И все же рано впадать в панику: еще не разобрали кабинки, не заколотили лодочные станции. А там, ближе к зиме, поживем — увидим, если, конечно, она сможет держать себя в узде. Подумала и вдруг встрепенулась: а что «увидим»? Помирать или нет? Такая перспектива выглядела нелепой, и она сказала Фифи:
— Поняла, какие у меня далеко идущие планы? На этот раз Тоска играет по-крупному. С моим размахом да в Сан-Ремо — так в тамошних игорных домах никаких денег не
Итак, планы на будущее определены, подумала Тоска с усмешкой и решила это дело обмыть. Одним стаканом больше, одним — меньше, какая разница! Фифи вспрыгнула к ней на колени: ладно, пускай посидит, сейчас не жарко, ветер посвежел. Пока пила, сидя на кухонной табуретке, все время смотрела на себя и на свое поведение со стороны и оправдывалась. А где записано, что надо беречь здоровье как зеницу ока? Анализов она сдала уже целую кучу, довольно и того, что усердно лечит эмфизему. К тому же с этими кошками столько возни, что она должна постоянно быть в хорошем настроении, а от вина оно поднимается. Да и выпивает она только изредка — разве это такой уж смертный грех? Нет, все равно что курение.
Тоска не умела врать, за что Марио укорял ее не раз. Эта прямолинейность порой приводила к гораздо большим неприятностям, чем маленькая ложь. «Лучше покой, чем правда, написано в Библии», — говорил он. Она соглашалась: нетерпимость чаще оборачивается пороком, нежели добродетелью. Но признать недостаток не означает исправить его. И вот так, негодуя в молчании, задыхаясь от возмущения и раскаиваясь, Тоска дожила до своих лет, но врать так и не выучилась. Даже в мелочах. Прикончив стакан, она тут же налила другой и произнесла тост перед Фифи, которая, навострив уши, удивлялась ее красноречию:
— За Тоску, за все ее грехи — малодушие и ложь.
Именно так. Это слово всегда резало ей слух, казалось фальшивым и театральным. Враки — для простых людей, а ложь — для важных шишек. Бедняк врет, а солгать может лишь генерал. Вино, добавленное к тому, что выпила еще за ужином, возбудило ее; на лбу выступила испарина. Она всегда начинала потеть с головы, климакс тут ни при чем. Что ж, рисковать, так рисковать. Не ври себе, ты знаешь, чем это тебе грозит.

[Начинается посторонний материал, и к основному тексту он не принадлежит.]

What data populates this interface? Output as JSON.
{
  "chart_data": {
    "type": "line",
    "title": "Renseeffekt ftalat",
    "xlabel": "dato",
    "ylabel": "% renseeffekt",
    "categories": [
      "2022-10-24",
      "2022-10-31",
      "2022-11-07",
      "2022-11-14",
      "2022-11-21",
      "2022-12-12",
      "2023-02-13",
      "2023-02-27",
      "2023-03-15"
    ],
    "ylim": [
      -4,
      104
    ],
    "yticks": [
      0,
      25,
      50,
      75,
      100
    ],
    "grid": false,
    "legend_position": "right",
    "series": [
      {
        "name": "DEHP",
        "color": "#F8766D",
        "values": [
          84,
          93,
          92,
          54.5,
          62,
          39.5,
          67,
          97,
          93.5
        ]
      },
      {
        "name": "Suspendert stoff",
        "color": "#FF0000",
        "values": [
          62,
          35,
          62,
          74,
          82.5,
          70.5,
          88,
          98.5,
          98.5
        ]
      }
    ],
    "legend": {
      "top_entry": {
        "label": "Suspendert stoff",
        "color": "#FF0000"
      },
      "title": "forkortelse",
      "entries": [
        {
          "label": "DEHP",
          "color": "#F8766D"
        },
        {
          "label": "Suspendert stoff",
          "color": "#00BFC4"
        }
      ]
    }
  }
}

Она поднялась, уже нетвердо стоя на ногах. Сняла и повесила в шкаф платье, в котором провела несколько счастливых вечеров, сложила шаль, умылась. Музыка Малера осталась в памяти смутным воспоминанием о чем-то грустном и нежном. Хорошо бы сразу заснуть, желание излить душу уже прошло. У ног ластилась Фифи. Тоска нагнулась, погладила ее.
— Иди, чего не уходишь, бедняжка ты моя! — Открыла ей дверь, но кошка, выгнув спину, попятилась назад, испугавшись темного провала лестницы. — Ну как знаешь. Хочешь остаться — пожалуйста, но не со мной. Будешь спать на кухне.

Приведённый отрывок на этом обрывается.